UBS Securities LLC analyst David Palmer estimated a 7% gain in July sales because of lower demand for new icy Frappuccino flavors such as banana coconut and pomegranate.

Starbucks also said today third-quarter profit rose 16% to $145.5 million, or 18 cents a share, from $125.5 million, or 16 cents, a year earlier. Sales in the 13 weeks ended July 2 rose 23 percent to $1.96 billion, from $1.6 billion a year earlier.

— Bloomberg News

AUTOMOBILES

REPORT: FORD CONSIDERS SELLING AILING BRANDS DETROIT — Ford Motor Co., which disappointed Wall Street with a $123 million second-quarter loss, is starting a review of poorly performing units, including Jaguar, with an eye toward possible sale of some operations, according to a published report.

Ford also is considering forming an alliance with other automakers, a move that General Motors Corp. is considering, the Wall Street Journal reported yesterday. It based the report on unidentified people close to the situation.

“We have nothing to announce at this time,” Ford spokesman Tom Hoyt told the Associated Press yesterday morning.

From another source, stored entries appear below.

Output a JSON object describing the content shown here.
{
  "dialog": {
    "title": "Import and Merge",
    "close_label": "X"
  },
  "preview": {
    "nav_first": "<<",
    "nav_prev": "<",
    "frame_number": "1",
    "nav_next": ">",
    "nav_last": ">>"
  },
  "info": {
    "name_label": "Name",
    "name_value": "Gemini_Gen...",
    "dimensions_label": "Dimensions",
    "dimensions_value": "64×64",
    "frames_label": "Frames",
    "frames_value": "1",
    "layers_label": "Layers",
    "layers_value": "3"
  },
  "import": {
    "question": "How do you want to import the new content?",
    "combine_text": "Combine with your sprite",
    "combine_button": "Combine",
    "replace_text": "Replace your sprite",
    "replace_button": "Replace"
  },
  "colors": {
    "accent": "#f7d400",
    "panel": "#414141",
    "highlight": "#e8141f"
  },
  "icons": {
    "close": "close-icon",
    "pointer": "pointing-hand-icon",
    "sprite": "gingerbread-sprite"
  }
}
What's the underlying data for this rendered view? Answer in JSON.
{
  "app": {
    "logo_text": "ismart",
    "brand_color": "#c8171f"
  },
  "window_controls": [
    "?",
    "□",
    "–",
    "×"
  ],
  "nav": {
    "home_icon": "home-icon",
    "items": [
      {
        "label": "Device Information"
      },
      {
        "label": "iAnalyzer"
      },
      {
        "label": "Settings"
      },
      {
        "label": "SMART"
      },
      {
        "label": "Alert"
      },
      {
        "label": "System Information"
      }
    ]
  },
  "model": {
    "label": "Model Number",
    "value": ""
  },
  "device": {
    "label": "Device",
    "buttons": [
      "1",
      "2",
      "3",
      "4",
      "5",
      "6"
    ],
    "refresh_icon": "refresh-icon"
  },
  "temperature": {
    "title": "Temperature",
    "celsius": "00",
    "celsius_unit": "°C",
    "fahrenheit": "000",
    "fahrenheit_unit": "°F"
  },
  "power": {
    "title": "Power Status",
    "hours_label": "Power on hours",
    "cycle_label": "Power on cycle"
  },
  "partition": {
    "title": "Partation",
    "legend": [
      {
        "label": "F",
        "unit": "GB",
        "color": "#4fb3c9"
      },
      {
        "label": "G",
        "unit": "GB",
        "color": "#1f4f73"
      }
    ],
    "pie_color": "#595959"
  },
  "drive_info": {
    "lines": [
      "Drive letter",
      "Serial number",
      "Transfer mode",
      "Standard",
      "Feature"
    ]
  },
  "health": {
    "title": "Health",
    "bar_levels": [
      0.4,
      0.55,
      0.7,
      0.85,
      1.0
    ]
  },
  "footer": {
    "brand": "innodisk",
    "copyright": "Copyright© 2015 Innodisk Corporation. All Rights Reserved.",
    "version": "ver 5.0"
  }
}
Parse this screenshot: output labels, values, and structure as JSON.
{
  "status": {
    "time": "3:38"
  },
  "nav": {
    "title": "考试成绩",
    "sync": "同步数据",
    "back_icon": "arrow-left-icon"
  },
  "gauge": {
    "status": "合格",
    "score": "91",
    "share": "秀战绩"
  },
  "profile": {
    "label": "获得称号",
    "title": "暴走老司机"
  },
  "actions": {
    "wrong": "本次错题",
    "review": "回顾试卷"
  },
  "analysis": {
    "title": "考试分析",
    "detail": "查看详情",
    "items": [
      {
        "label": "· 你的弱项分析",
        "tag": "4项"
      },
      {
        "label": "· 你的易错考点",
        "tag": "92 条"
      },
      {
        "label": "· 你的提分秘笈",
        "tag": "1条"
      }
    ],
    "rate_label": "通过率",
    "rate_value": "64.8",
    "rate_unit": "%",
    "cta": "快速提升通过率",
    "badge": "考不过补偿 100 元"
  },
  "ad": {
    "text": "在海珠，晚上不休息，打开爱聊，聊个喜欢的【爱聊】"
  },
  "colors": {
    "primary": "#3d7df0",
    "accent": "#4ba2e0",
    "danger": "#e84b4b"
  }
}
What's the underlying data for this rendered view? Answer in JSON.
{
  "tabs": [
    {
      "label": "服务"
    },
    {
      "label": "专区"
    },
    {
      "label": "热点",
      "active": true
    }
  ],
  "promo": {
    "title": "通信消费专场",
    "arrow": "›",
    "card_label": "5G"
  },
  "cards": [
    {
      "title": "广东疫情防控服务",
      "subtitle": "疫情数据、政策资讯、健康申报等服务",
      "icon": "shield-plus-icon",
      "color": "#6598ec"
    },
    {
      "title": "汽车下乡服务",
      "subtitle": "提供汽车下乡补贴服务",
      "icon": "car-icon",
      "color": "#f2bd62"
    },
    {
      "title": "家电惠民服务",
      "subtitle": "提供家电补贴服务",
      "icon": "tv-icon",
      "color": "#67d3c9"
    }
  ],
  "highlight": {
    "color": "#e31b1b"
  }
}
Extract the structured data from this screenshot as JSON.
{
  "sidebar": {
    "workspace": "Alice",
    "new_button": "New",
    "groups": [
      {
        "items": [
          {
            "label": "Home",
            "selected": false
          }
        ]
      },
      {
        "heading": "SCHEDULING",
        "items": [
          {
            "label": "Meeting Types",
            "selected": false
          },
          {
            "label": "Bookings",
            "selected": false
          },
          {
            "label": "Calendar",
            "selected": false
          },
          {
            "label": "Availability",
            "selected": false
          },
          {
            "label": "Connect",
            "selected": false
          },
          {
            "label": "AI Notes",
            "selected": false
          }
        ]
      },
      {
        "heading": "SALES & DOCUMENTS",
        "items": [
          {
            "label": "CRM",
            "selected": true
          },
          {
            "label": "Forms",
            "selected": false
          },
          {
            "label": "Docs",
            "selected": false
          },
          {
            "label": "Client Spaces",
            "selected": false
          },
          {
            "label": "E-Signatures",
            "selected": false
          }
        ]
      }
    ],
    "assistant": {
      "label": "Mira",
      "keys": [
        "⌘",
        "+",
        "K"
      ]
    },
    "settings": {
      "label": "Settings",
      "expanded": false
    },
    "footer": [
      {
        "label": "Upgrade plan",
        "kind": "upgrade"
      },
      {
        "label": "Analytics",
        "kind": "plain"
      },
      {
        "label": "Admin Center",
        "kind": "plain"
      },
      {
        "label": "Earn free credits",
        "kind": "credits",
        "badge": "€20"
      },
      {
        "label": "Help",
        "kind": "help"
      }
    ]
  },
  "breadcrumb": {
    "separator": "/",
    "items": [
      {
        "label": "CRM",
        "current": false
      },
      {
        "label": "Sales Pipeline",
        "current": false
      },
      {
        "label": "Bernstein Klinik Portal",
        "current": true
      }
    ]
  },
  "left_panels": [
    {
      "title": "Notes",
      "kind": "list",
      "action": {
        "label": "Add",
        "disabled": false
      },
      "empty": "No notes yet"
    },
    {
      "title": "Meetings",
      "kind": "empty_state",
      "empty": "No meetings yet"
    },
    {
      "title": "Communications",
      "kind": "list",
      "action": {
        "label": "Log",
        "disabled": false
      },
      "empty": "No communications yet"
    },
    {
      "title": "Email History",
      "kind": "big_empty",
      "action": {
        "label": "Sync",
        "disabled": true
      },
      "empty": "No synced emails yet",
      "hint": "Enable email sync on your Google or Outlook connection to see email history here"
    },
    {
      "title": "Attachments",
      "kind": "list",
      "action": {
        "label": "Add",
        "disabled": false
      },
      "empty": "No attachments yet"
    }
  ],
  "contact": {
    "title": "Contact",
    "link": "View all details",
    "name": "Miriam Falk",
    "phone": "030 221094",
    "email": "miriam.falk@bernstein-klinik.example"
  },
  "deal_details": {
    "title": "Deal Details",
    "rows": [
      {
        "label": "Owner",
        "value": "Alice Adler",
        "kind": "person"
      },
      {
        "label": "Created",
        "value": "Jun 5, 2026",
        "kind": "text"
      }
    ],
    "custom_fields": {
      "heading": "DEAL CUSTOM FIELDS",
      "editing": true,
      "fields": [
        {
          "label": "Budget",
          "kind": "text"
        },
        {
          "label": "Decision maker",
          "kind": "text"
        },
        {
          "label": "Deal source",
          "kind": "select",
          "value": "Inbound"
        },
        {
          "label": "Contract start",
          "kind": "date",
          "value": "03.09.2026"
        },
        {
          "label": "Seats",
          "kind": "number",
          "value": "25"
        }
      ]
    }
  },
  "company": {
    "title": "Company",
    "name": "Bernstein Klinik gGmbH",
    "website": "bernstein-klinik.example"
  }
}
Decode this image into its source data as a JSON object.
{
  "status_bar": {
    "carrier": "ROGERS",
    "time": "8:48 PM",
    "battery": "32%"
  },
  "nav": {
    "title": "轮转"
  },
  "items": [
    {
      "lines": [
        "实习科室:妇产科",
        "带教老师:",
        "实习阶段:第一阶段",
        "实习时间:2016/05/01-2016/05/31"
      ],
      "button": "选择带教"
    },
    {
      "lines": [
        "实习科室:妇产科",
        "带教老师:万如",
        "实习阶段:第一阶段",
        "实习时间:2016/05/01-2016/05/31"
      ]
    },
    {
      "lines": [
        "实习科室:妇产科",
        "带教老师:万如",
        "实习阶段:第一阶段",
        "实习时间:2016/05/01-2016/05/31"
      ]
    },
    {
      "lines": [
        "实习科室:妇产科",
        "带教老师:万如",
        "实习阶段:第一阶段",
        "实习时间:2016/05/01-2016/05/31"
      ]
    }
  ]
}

Ford has been losing market share to Asian manufacturers for a decade and has been badly stung by high gas prices because big trucks and sport utility vehicles account for a majority of the vehicles it sells. For the first time last month, it sold fewer vehicles than Toyota Motor Corp. in America.

— Associated Press

ENERGY

NATURAL GAS PRICES SURGE ON HURRICANE THREAT, HEAT WAVE Naturalgas prices soared, nearing a six-month high, on concern Tropical Storm Chris will disrupt Gulf of Mexico production as a heat wave in the East spurs record demand for electricity to cool homes and offices.

Forecasts that Chris will become a hurricane today and reach the Gulf next week, where it may shut or damage oil and gas platforms, boosted crude oil prices. Power plants are burning more gas to meet air-conditioning needs as temperatures reach the highest in five years in some cities in the Northeast.